Photo credit: JanneM via Foter.com / CC BY-NC-SA
Aunque si bien los formatos digitales están muy bien y son muy prácticos,
no siempre podemos depender de los electrónicos. Desde quedarse sin
batería o los posibles fallos del sistema hasta motivos que tienen poco
o nada que ver con los propios aparatos —y mucho con lo imposible de prever de vida—. Para esas
ocasiones, qué mejor que libretas
económicas
pero bonitas.
En
ésta tengo la planificación del blog.
Cada entrada, un pequeño
esquema de lo que trataré en cada post,
las notas para las reseñas...
O
también, por qué no, cuadernos incluso más baratos —y más feos,
sí—. Con un poco de inventiva
para la decoración...
Ya, perfectos para escribir en cualquier parte.

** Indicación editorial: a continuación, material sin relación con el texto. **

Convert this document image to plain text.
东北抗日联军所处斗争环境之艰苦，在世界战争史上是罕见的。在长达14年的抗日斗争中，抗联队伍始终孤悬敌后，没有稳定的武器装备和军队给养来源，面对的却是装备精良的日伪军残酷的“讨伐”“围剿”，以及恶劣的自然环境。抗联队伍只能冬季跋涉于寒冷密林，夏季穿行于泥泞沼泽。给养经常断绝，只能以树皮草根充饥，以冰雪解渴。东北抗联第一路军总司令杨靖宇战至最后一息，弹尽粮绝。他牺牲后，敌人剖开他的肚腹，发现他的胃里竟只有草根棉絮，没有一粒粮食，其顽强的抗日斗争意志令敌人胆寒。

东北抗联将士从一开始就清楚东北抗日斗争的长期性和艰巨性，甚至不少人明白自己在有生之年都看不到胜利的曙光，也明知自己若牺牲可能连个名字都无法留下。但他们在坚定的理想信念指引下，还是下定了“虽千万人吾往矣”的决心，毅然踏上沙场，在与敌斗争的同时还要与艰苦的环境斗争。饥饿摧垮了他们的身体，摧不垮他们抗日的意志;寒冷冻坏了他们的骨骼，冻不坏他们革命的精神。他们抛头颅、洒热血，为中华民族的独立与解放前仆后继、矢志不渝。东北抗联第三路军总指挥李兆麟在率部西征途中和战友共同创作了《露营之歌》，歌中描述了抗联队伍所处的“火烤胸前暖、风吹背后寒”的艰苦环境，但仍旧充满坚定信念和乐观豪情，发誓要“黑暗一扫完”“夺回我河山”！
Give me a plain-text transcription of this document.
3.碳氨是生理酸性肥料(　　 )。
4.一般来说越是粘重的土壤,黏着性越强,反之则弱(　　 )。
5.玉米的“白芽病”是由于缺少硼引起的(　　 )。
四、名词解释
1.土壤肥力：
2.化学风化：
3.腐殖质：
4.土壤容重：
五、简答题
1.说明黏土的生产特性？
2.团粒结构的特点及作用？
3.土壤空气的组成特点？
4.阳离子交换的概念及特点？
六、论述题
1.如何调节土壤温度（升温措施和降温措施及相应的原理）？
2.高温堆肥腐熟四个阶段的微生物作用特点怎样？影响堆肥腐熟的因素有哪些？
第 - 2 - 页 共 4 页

Photo credit: Amy Levier Designs via Foter.com / CC BY-NC-SA
¿Y por qué no reciclar
viejos impresos y fotocopias que ya están para tirar? La memoria de
prácticas finales de carrera —un ladrillo de quinientas hojas a
una cara— que, una vez terminada la universidad, no me servía para
nada más... me sirvió para escribir aproximadamente un tercio de la
novela Ma'kh.
Siguiendo
con los reciclados... Los puñados de hojas que sobran cada año de
los cuadernos —propios o de los hijos, depende del momento de cada
uno—. En mi casa no se tira casi nada, todo se transforma, y los
cuadernos no iban a ser menos. Cortar, doblar, coser y encolar... Et
voilà,
cuadernos que entran en cualquier
bolsillo
e ideales para tener en la mesita de noche, para esas ideas de
madrugada.
Ah... Sí... Muchas veces te
agarran las musas sin papel ni el móvil a mano. De verdad, parece
que estén esperando a que no puedas tomar notas para susurrarte al
oído las mejores ideas. Es por eso que no me molesta meter las manos
en los bolsillos y encontrar los recibos del supermercado
estratégicamente olvidados.
En mis inicios narrativos,
allá por el 2007, aburrida con las soporíferas clases de algunos de
mis profesores de universidad —muchos se limitaban a proyectar el
documento de word y leerlo, len-to y mo-nó-to-no— la única manera
de no dormirme era escribir en los márgenes de las hojas, mientras
esperaba a que terminase de leer y cambiase de página para poder
seguir resumiendo.
Y...
el que sin duda es el más raro de los raros: Una
bolsa para mareos del avión.
Sí, como lo lees. Abiertas, tienen el tamaño más o menos de una
hoja A4, y durante un vuelo BCN-GVE me sacaron de un bloqueo bastante
largo. ¿Qué os decía? Las musas esperan a que estés atado al
asiento por turbulencias y no tengas más medios que unas pocas
bolsas de papel plastificado.
En conclusión, no hay más
impedimentos que los que nos auto-imponemos nosotros mismos.
Cualquier material es útil, solo hay que saber descubrir su
potencial. ¿Y vosotros? ¿Qué materiales usáis?